И при этом смотрела только на меня. Мишель пожала плечами и отвернулась. А Лив привстала на цыпочки и поцеловала меня. А я ей ответил. Губы у нее были мягкие-мягкие. Она дала мне свою карточку, где все ее номера и прочее. Сказала, если буду на Сьерра — Вентане, чтобы обязательно ей позвонил. Если захочу, конечно. И что она будет очень рада. Потом она замолчала. Мы просто смотрели друг на друга и молчали. Она была классной, Лив Зори, владелица клиники косметологии.
— Мне было очень хорошо с тобой, Юджин Уэллс, — и улыбнулась грустно. — Желаю тебе найти свою любовь. Где бы она ни была.
А потом Мишель взяла меня под руку и отвела в сторону. Достала что-то из сумочки, и протянула мне. Маленькую такую штуку, похожую на мой жетон. Сказала, чтобы я не глупил и сразу же нанял себе охрану, когда на Йорк прилечу. И что тут на все расходы хватит. И что она будет на Руре через две недели. И чтобы я с ней обязательно связался.

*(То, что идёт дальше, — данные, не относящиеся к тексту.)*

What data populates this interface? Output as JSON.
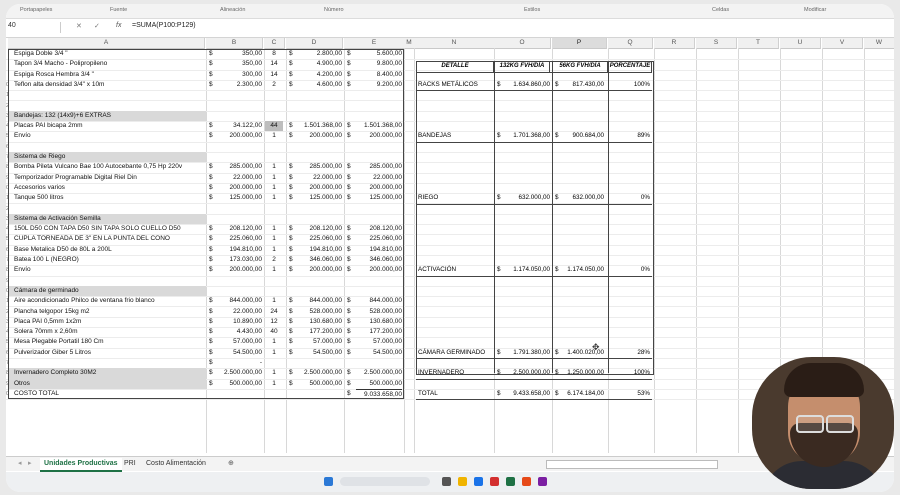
{
  "ribbon": {
    "groups": [
      "Portapapeles",
      "Fuente",
      "Alineación",
      "Número",
      "Estilos",
      "Celdas",
      "Modificar"
    ]
  },
  "formula_bar": {
    "name_box": "40",
    "fx": "fx",
    "formula": "=SUMA(P100:P129)"
  },
  "columns": [
    "A",
    "B",
    "C",
    "D",
    "E",
    "M",
    "N",
    "O",
    "P",
    "Q",
    "R",
    "S",
    "T",
    "U",
    "V",
    "W"
  ],
  "rows": [
    {
      "n": "",
      "a": "Espiga Doble 3/4 \"",
      "b": "350,00",
      "c": "8",
      "d": "2.800,00",
      "e": "5.600,00"
    },
    {
      "n": "",
      "a": "Tapon 3/4 Macho - Polipropileno",
      "b": "350,00",
      "c": "14",
      "d": "4.900,00",
      "e": "9.800,00"
    },
    {
      "n": "",
      "a": "Espiga Rosca Hembra 3/4 \"",
      "b": "300,00",
      "c": "14",
      "d": "4.200,00",
      "e": "8.400,00"
    },
    {
      "n": "0",
      "a": "Teflon alta densidad 3/4\" x 10m",
      "b": "2.300,00",
      "c": "2",
      "d": "4.600,00",
      "e": "9.200,00"
    },
    {
      "n": "1",
      "a": ""
    },
    {
      "n": "2",
      "a": ""
    },
    {
      "n": "3",
      "a": "Bandejas: 132 (14x9)+6 EXTRAS",
      "sec": true
    },
    {
      "n": "4",
      "a": "Placas PAI bicapa 2mm",
      "b": "34.122,00",
      "c": "44",
      "d": "1.501.368,00",
      "e": "1.501.368,00"
    },
    {
      "n": "5",
      "a": "Envío",
      "b": "200.000,00",
      "c": "1",
      "d": "200.000,00",
      "e": "200.000,00"
    },
    {
      "n": "6",
      "a": ""
    },
    {
      "n": "7",
      "a": "Sistema de Riego",
      "sec": true
    },
    {
      "n": "8",
      "a": "Bomba Pileta Vulcano Bae 100 Autocebante 0,75 Hp 220v",
      "b": "285.000,00",
      "c": "1",
      "d": "285.000,00",
      "e": "285.000,00"
    },
    {
      "n": "9",
      "a": "Temporizador Programable Digital Riel Din",
      "b": "22.000,00",
      "c": "1",
      "d": "22.000,00",
      "e": "22.000,00"
    },
    {
      "n": "0",
      "a": "Accesorios varios",
      "b": "200.000,00",
      "c": "1",
      "d": "200.000,00",
      "e": "200.000,00"
    },
    {
      "n": "1",
      "a": "Tanque 500 litros",
      "b": "125.000,00",
      "c": "1",
      "d": "125.000,00",
      "e": "125.000,00"
    },
    {
      "n": "2",
      "a": ""
    },
    {
      "n": "3",
      "a": "Sistema de Activación Semilla",
      "sec": true
    },
    {
      "n": "4",
      "a": "150L D50 CON TAPA D50 SIN TAPA SOLO CUELLO D50",
      "b": "208.120,00",
      "c": "1",
      "d": "208.120,00",
      "e": "208.120,00"
    },
    {
      "n": "5",
      "a": "CUPLA TORNEADA DE 3\" EN LA PUNTA DEL CONO",
      "b": "225.060,00",
      "c": "1",
      "d": "225.060,00",
      "e": "225.060,00"
    },
    {
      "n": "6",
      "a": "Base Metalica D50 de 80L a 200L",
      "b": "194.810,00",
      "c": "1",
      "d": "194.810,00",
      "e": "194.810,00"
    },
    {
      "n": "7",
      "a": "Batea 100 L (NEGRO)",
      "b": "173.030,00",
      "c": "2",
      "d": "346.060,00",
      "e": "346.060,00"
    },
    {
      "n": "8",
      "a": "Envío",
      "b": "200.000,00",
      "c": "1",
      "d": "200.000,00",
      "e": "200.000,00"
    },
    {
      "n": "9",
      "a": ""
    },
    {
      "n": "0",
      "a": "Cámara de germinado",
      "sec": true
    },
    {
      "n": "1",
      "a": "Aire acondicionado Philco de ventana frio blanco",
      "b": "844.000,00",
      "c": "1",
      "d": "844.000,00",
      "e": "844.000,00"
    },
    {
      "n": "2",
      "a": "Plancha telgopor 15kg m2",
      "b": "22.000,00",
      "c": "24",
      "d": "528.000,00",
      "e": "528.000,00"
    },
    {
      "n": "3",
      "a": "Placa PAI 0,5mm 1x2m",
      "b": "10.890,00",
      "c": "12",
      "d": "130.680,00",
      "e": "130.680,00"
    },
    {
      "n": "4",
      "a": "Solera 70mm x 2,60m",
      "b": "4.430,00",
      "c": "40",
      "d": "177.200,00",
      "e": "177.200,00"
    },
    {
      "n": "5",
      "a": "Mesa Plegable Portatil 180 Cm",
      "b": "57.000,00",
      "c": "1",
      "d": "57.000,00",
      "e": "57.000,00"
    },
    {
      "n": "6",
      "a": "Pulverizador Giber 5 Litros",
      "b": "54.500,00",
      "c": "1",
      "d": "54.500,00",
      "e": "54.500,00"
    },
    {
      "n": "7",
      "a": "",
      "b": "-"
    },
    {
      "n": "8",
      "a": "Invernadero Completo 30M2",
      "b": "2.500.000,00",
      "c": "1",
      "d": "2.500.000,00",
      "e": "2.500.000,00",
      "sec": true
    },
    {
      "n": "9",
      "a": "Otros",
      "b": "500.000,00",
      "c": "1",
      "d": "500.000,00",
      "e": "500.000,00",
      "sec": true
    },
    {
      "n": "0",
      "a": "COSTO TOTAL",
      "e": "9.033.658,00"
    }
  ],
  "summary": {
    "headers": [
      "DETALLE",
      "132KG FVH/DÍA",
      "56KG FVH/DÍA",
      "PORCENTAJE"
    ],
    "rows": [
      {
        "label": "RACKS METÁLICOS",
        "o": "1.634.860,00",
        "p": "817.430,00",
        "q": "100%"
      },
      {
        "label": "BANDEJAS",
        "o": "1.701.368,00",
        "p": "900.684,00",
        "q": "89%"
      },
      {
        "label": "RIEGO",
        "o": "632.000,00",
        "p": "632.000,00",
        "q": "0%"
      },
      {
        "label": "ACTIVACIÓN",
        "o": "1.174.050,00",
        "p": "1.174.050,00",
        "q": "0%"
      },
      {
        "label": "CÁMARA GERMINADO",
        "o": "1.791.380,00",
        "p": "1.400.020,00",
        "q": "28%"
      },
      {
        "label": "INVERNADERO",
        "o": "2.500.000,00",
        "p": "1.250.000,00",
        "q": "100%"
      },
      {
        "label": "TOTAL",
        "o": "9.433.658,00",
        "p": "6.174.184,00",
        "q": "53%"
      }
    ]
  },
  "sheet_tabs": [
    "Unidades Productivas",
    "PRI",
    "Costo Alimentación"
  ],
  "currency": "$"
}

Только я ее карточку не взял. Не знаю, почему. Хотя Мишель и просила меня очень. Мы еще немного постояли молча, а потом она меня крепко обняла.
— Спасибо тебе за все, Юджин. И прости меня.
И глаза у нее стали мокрые. Что тут скажешь? Хоть сам плачь. И все люди, что вокруг ходили, и те, что в форме, и просто пассажиры — все на нас с любопытством оглядывались.
— Ну-ну, Мишель. Ты же целая баронесса. А я простой дурачок. Что будет с твоей репутацией? — сказал я ей. И улыбнулся.
И она мне тоже. Сквозь слезы. Голос внутри что-то у меня спросить хотел, но я ему не разрешил.
— Ты и вправду дурачок, — так она мне ответила. И погладила меня по щеке.
А я сунул свой груз под мышку и пошел к людям в форме. А маленький человек, тот самый, что был на станции возле Нового Торонто, тоже пошел за мной. Немного поодаль. Наверное, он думал, что я его не вижу. Но я видел. И голос мне сказал: «Опасность. Обнаружено недружественное наблюдение». И я понял, что он это говорит про этого человека.